Footnote: 1 It appears that two separate grievances were filed by Appellant; one on December 18, 1991, in connection with the 1990-91 school year and one on February 13, 1992, in connection with the 1991-92 school year. We will treat the two grievances, assuming there were two separate complaints filed, as one, consistent with the manner in which these proceedings were handled below.
Footnote: 2 The state equity supplement is an amount paid pursuant to West Virginia Code § 18A-4-5 (1993) to achieve salary equity among the counties. The objective of salary equity is to achieve a situation where "the salary potential of school employees employed by the various districts throughout the state does not differ by greater than ten percent between those offering the highest salaries and those offering the lowest salaries." W. V. Code
§ 18A-4-5, see also State ex rel. Board of Educ. v. Manchin, 179 W. Va. 235, 366 S.E.2d 743 (1988) (discussing unconstitutionality of fixing a county's entitlement to state equity funding on whether an excess levy was in effect in that particular county on January 1, 1984).

Footnote: 3 Appellant complains that he was underpaid $578.79 for the 1990-91 school year and $1,177.20 for the 1991-92 school year.
Footnote: 4 The level III hearing was waived by the Board.
Footnote: 5 By statute, substitute teachers who teach more than ten consecutive days in one position are entitled to a percentage basis of an advanced salary as opposed to a percentage rate of the basic salary as is at issue here. See W. Va. Code § 18A-4-7. It is undisputed that Appellant did not work more than ten days in any substitute teaching position during the relevant time periods.
Footnote: 6 West Virginia Code § 18A-4-2 (1993) actually contains two minimum schedules, Schedule I was effective beginning July 1, 1992, and Schedule II became effective on July 1, 1994. Given the school years at issue here--1990-91 and 1991-92--the version of West Virginia Code § 18A-4-2 which controls this case is 19__. However, we need not belabor this point as the existence of the schedules themselves, rather than the varying salary figures set forth within the schedules, is what is relevant here.

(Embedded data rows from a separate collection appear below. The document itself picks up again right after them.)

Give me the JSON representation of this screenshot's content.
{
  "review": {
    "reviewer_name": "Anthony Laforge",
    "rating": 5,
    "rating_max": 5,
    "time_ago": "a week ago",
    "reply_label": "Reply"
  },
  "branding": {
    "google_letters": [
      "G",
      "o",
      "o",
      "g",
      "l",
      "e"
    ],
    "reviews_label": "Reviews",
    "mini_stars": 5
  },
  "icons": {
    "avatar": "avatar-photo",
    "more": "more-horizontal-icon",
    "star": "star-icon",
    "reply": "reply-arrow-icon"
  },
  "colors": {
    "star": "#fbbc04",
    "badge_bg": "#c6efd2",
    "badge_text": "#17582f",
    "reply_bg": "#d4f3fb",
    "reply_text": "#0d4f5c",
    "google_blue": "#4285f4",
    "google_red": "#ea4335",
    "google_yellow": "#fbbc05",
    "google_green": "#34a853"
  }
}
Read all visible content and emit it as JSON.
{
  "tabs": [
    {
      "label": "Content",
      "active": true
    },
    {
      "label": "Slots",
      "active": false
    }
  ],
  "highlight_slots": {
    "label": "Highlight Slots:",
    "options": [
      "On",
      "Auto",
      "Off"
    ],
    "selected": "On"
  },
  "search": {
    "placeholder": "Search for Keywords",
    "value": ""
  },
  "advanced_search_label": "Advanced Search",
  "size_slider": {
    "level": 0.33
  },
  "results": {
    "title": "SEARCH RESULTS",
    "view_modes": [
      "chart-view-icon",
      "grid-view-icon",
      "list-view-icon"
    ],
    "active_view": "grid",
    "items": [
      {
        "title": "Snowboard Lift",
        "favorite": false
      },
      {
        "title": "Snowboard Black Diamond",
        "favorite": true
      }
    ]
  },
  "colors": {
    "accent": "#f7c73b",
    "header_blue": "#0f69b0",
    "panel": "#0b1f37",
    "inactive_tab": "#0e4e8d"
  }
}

Footnote: 7 In an opinion letter dated April 15, 1987, previous State Superintendent, Dr. McNeel, had concluded that equity pay was included in the definitions of state basic salary and state advanced salary.
Footnote: 8 While West Virginia Code § 18A-4-7 also references the term "state advanced salary," because such term does not enter into the calculations of Appellant's salary based on the parties' admissions, we make no further reference to such term.
Footnote: 9 The Board notes that substitute teachers do not receive all the benefits to which full-time teachers are entitled. Specific examples of such disparity include: sick leave, personal leave days, and calculation of seniority for retirement purposes. The Board suggests that these existing differences demonstrate that our Legislature has previously chosen to treat full-time teachers and substitute teachers differently. Consequently, the Board submits that in carving out the entitlement of substitute teachers to state equity pay, the Legislature is not acting in an inconsistent fashion.